Who’s Helping Fill Medical Supply Shortages during COVID-19?

As COVID-19 cases begin to flood hospitals, a severe shortage of personal protective equipment—including masks, gloves, and gowns—poses an enormous threat to the health of frontline health care workers and the patients they care for.

We have a shortage of personal protective equipment and other lifesaving gear because we weren’t prepared for this: In the past few years, funding to the Centers for Disease Control and Prevention and other public health agencies has been slashed. In 2018, the White House office dedicated to disease outbreaks, the Directorate for Global Health Security and Biodefense, was disbanded and never replaced. And when the pandemic became an imminent threat to the United States, those who could have made the biggest difference failed to act. Now the best we can do is try to make up for years of underpreparedness.

It’s true that the biggest moves have to be made at a policy level. But there are smaller contributions the rest of us can make: For most of us, the most effective way to help is to donate to nonprofits that are helping secure resources and allocate them where they’re most needed. To help provide personal protective equipment to those on the front lines, consider donating to the COVID-19 relief efforts headed by the United Nations Foundation, Doctors Without Borders, the International Medical Corps, Direct Relief, and the Charities Aid Foundation of America.

Companies and other, larger organizations can play a more direct role in supporting doctors, nurses, and other medical staff, whether that’s by adjusting their production lines to make protective masks or just by putting a hot cup of coffee in a nurse’s hands.

Mechanical companies making ventilators: Dyson, Tesla, General Motors, and Airbus, among other major mechanical hardware companies, are teaming up with medical equipment manufacturers to scale up production of ventilators, respirator masks, and other needed supplies.

Fashion companies manufacturing masks and gowns: Many designers, like Christian Siriano, Alice + Olivia, Prada, Reformation, and Eileen Fisher, are turning their attention to helping with the COVID-19 crisis however they can. And some small, independent studios, like that of Boston-based designer Erin Robertson, are amplifying their impact by teaching their audiences to make medical masks at home.

While homemade masks do not meet the standards for working with COVID-19 patients, they can be used in other parts of the hospital, like surgical wards, to free up CDC-compliant masks for coronavirus treatment. If you can sew, you can help. Visit We Need Masks and Mask Match for sewing guidelines and donation information. If you have other personal protective equipment, like N95 respirators, gloves, protective eyewear, or disinfectants, check out #GetUsPPE to find out where you can donate those items.

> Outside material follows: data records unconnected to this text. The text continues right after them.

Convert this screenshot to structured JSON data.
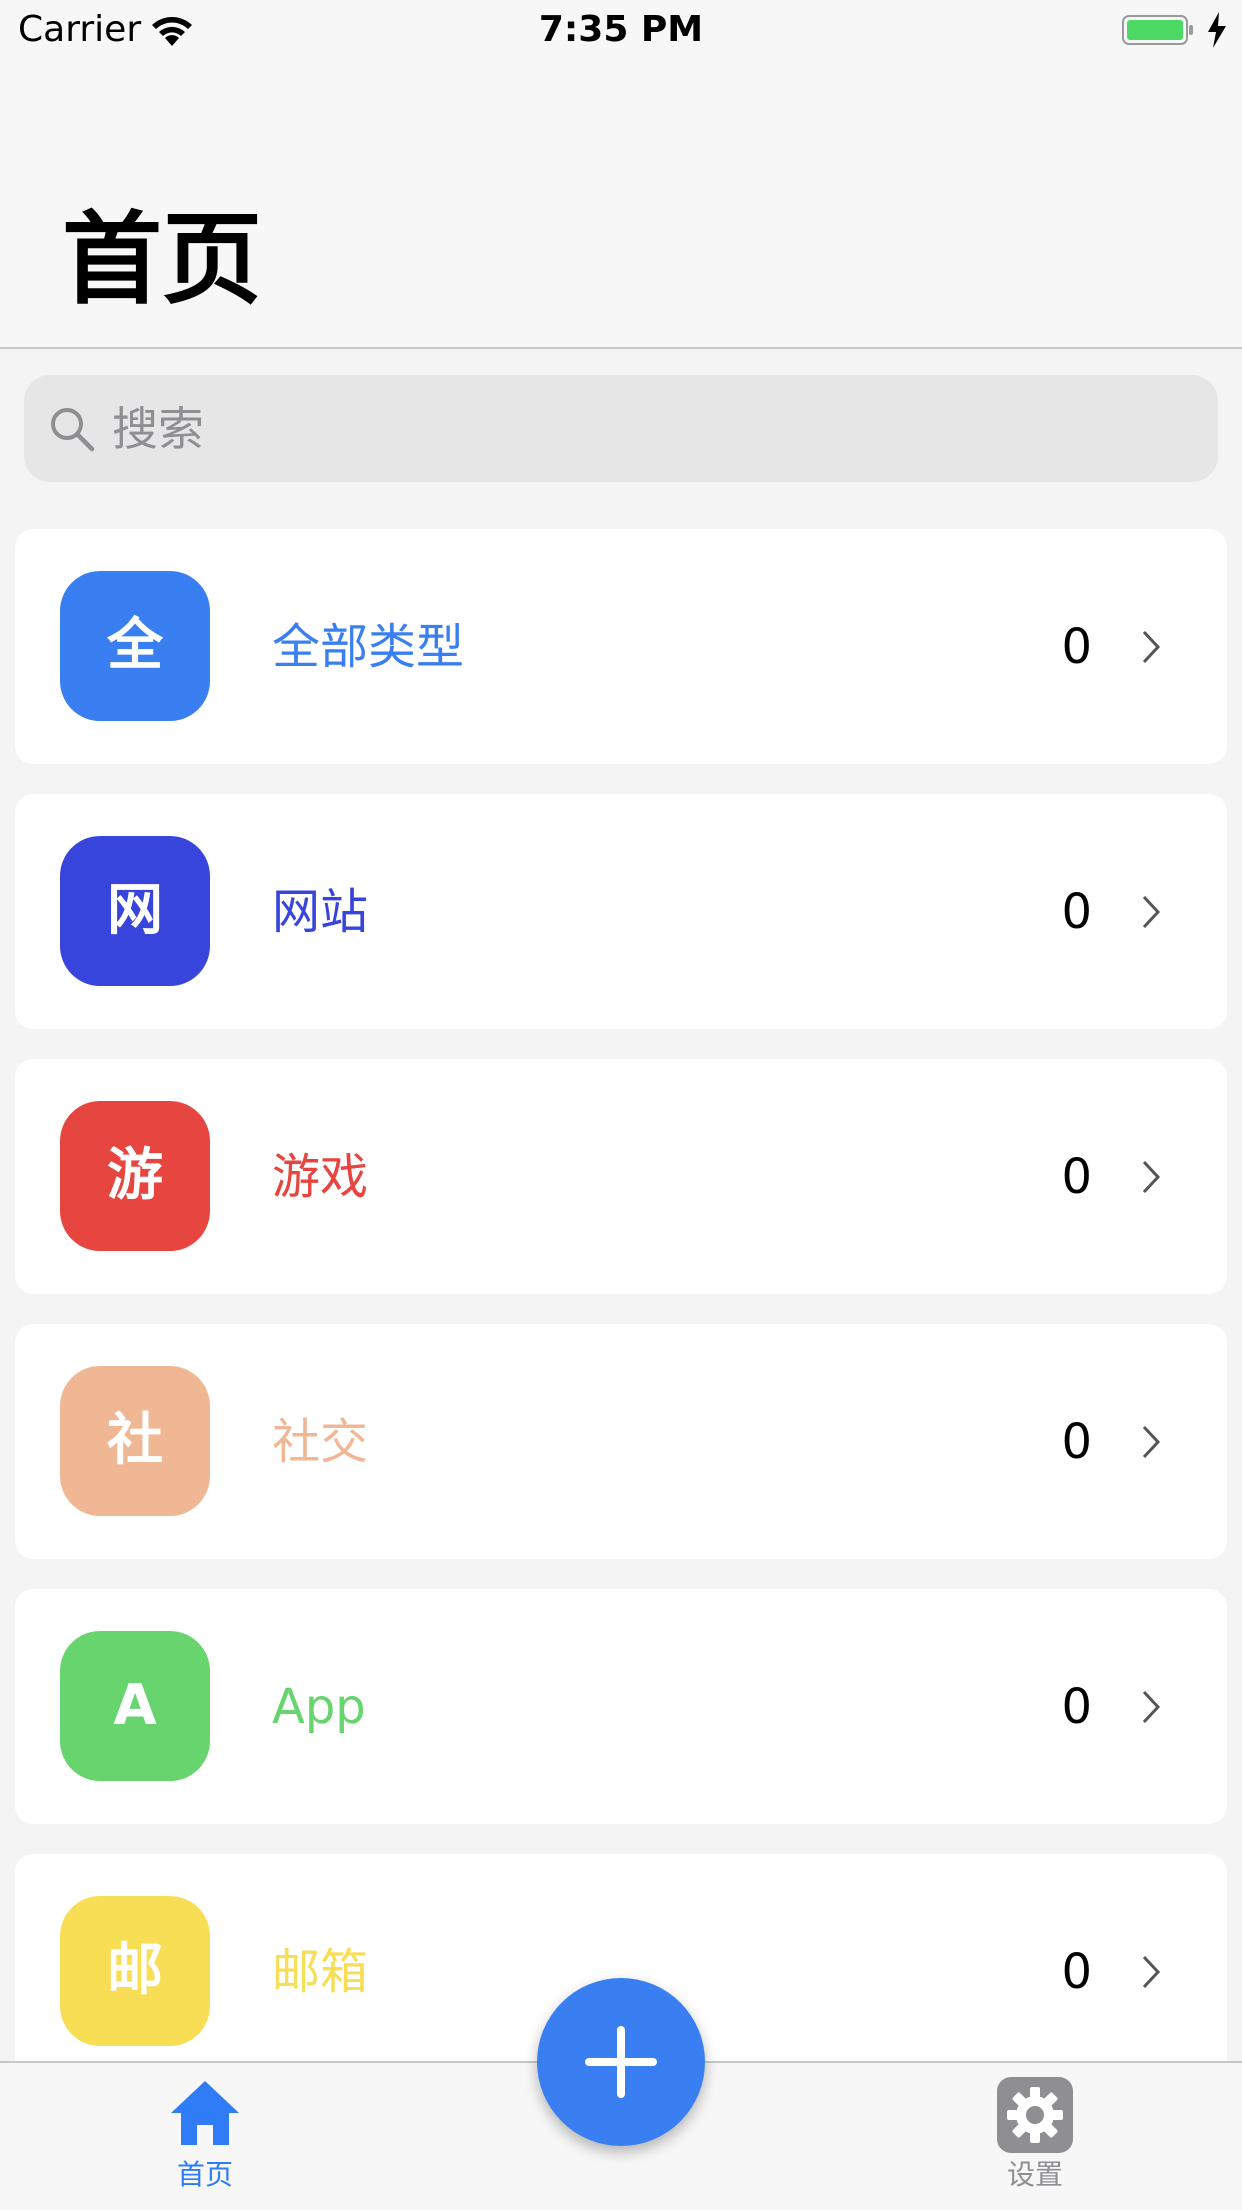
{
  "status_bar": {
    "carrier": "Carrier",
    "time": "7:35 PM",
    "wifi_icon": "wifi-icon",
    "battery_icon": "battery-icon",
    "charging_icon": "bolt-icon"
  },
  "header": {
    "title": "首页"
  },
  "search": {
    "placeholder": "搜索",
    "icon": "search-icon"
  },
  "categories": [
    {
      "badge": "全",
      "label": "全部类型",
      "count": "0",
      "color": "#3a7ff2"
    },
    {
      "badge": "网",
      "label": "网站",
      "count": "0",
      "color": "#3845dd"
    },
    {
      "badge": "游",
      "label": "游戏",
      "count": "0",
      "color": "#e74640"
    },
    {
      "badge": "社",
      "label": "社交",
      "count": "0",
      "color": "#f0b795"
    },
    {
      "badge": "A",
      "label": "App",
      "count": "0",
      "color": "#67d46e"
    },
    {
      "badge": "邮",
      "label": "邮箱",
      "count": "0",
      "color": "#f8de55"
    }
  ],
  "tab_bar": {
    "home_label": "首页",
    "settings_label": "设置",
    "home_icon": "home-icon",
    "settings_icon": "gear-icon",
    "active_color": "#2f7cf6",
    "inactive_color": "#8e8e93"
  },
  "fab": {
    "icon": "plus-icon",
    "color": "#3a7ff2"
  }
}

Direct support and comfort for frontline health care workers: Outside of producing protective gear, many brands are providing goods to hospitals and individual health care workers free of charge. FIGS is making personal protective equipment, sending care packages to medical professionals, and donating 30,000 pairs of scrubs over the next two months to hospitals that need them. Sweetgreen is providing nutritious meals to hospital workers free of charge. Dripkit has set up a portal to send pour-over coffee kits directly to nurses and doctors dealing with the COVID-19 pandemic. Allbirds has delivered half a million dollars’ worth of sneakers already, and it’s established a give-one-get-one (or, if you prefer, just give-one) campaign to supply even more shoes to health care workers.